Why Am I Going to BarCamp NYC?

So I'll be heading up to BarCamp NYC this weekend. (I'm running significantly behind schedule right now.)

It's an open forum for learning, discussions and demos around a whole host of technology and integration issues.

I'm going in a semi-official capacity, which is why I'm blogging this in my personal blog, not my work blog. It's semi-official because the company isn't paying for anything, but I did take some stuff from the swag closet. Also, I will be reporting back with my admittedly non-expert view of the technologies and concepts being presented.

Now, I am one of the least-technical people I know who works in the technology field. I'm basicially a writer. I'm not a geek; I'm just geeky.

I mean, I work primarily in basic HTML. I can muddle around in templates, which explains why this blog is powered by Blogger, which is pretty much plug and play (though I'll get over to WordPress Real Soon Now, I promise). When I hear "Ajax" I think cleanser, and when I hear "Web 2.0", I can only assume it's twice as good as Web 1.0.

So why am I going?

Well, for starters, I want to learn. I'm of the type of person who always learns just enough to get into trouble. I can't necessarily create my own stuff, but I can usually figure out how to modify existing things. Or, failing that, I usually know the right people to ask questions to. Occasionally, they're the right questions to the right people.

A central part of the ethos of BarCamp is participation: Everyone has to do a presentation, or help out with one.

This gave me a little trouble. I don't think talking about LED flashlights or kickball would be very useful. I can regurgitate the conventional wisdom and platitudes around social media as good as anyone else ("Blogs are conversations!"), though that seems pretty useless.

I could help out with someone else's presentation (provided all you need someone to click the mouse on cue), I guess, but that seemed like cheating.

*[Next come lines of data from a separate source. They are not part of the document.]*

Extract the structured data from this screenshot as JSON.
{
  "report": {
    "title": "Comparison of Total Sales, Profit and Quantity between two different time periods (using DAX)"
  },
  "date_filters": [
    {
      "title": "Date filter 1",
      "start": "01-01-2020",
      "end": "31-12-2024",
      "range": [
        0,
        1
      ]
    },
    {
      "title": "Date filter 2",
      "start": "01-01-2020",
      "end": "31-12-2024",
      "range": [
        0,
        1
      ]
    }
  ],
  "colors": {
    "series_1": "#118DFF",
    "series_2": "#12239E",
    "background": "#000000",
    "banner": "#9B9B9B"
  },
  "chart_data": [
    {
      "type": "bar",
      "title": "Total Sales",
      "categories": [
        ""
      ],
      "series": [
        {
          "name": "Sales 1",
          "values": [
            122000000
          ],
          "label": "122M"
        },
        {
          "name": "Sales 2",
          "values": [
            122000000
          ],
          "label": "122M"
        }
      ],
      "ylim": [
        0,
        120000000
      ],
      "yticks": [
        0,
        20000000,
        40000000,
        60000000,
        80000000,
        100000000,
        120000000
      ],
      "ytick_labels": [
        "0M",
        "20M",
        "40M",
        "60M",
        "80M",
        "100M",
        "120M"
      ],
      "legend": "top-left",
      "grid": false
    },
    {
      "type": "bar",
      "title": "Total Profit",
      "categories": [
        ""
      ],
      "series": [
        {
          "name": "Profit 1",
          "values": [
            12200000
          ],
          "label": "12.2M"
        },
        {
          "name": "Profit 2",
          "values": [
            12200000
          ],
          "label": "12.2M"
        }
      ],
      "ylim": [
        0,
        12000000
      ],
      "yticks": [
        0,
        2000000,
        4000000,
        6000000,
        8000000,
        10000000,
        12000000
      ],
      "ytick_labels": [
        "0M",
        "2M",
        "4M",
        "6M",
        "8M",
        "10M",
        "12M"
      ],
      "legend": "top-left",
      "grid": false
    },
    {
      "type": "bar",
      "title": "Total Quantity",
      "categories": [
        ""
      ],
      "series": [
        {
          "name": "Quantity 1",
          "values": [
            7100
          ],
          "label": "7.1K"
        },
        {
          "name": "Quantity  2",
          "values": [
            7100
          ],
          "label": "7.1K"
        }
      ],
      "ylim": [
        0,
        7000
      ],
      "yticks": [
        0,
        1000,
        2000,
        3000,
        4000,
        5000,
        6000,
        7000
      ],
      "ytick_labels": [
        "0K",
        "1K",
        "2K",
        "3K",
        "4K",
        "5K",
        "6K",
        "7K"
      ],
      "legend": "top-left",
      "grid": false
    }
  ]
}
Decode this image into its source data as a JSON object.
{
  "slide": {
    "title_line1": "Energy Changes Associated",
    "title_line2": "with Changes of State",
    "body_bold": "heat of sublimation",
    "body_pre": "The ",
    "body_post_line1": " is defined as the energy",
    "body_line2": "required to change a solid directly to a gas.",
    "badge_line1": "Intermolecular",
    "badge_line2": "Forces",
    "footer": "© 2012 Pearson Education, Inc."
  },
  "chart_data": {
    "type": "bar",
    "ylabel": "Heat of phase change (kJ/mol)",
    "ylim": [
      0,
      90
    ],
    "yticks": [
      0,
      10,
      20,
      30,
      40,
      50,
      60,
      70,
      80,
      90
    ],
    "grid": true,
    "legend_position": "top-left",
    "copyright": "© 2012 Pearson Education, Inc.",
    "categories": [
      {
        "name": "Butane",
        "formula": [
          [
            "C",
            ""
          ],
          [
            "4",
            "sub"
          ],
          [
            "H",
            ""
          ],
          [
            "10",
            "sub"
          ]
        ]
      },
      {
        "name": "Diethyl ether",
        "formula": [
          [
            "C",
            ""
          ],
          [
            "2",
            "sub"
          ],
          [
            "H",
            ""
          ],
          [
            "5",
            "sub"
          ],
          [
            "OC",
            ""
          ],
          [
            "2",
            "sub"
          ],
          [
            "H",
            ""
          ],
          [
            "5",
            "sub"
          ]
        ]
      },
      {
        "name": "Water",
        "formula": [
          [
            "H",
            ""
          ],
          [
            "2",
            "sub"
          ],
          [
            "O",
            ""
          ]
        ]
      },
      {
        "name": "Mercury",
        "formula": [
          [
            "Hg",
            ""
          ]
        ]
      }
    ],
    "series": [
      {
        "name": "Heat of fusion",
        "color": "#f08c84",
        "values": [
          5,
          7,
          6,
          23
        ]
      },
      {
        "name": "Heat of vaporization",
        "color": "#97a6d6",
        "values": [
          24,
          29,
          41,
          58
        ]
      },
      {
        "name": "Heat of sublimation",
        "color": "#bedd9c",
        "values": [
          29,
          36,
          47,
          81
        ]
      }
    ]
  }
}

As a last resort, I could help move stuff, but I'm not really the best person to lift heavy things.

So, my primary defining attribute is the fact that I'm not very technical. How do I bust out the aikido-like moves and best turn that weakness into a strength?

The answer I came up with is to provide a non-technical perspective to the technology.

While I'm not very technical, I am pretty good at synthesizing information, and explaining it to folks who are even less technical than me (in the process, hopefully distilling it down to concepts that are useful and understandable to anyone. Even regular people. And managers.)

I'm not really planning on doing a formal presentation -- definitely no damned Powerpoint slides. What I want to do is a casual conversation, covering a few basic topics:

* Explaining Blogging & Social Media to Non-Bloggers:
* Moving People Along the Reader > Commenter > Blogger Continuum
* Encouraging Companies to Blog
* And, if all else fails, provide a Worker Bee's Perspective of Corporate Blogging

That's about it. I will plan on keeping it short, so people can attend more useful discussions.


1 comment:

Anonymous said...

The edge-enhanced picture of you on the journals site is keen. I've saved it for posterity, you never know when blackmail^Whistory can turn out to be useful.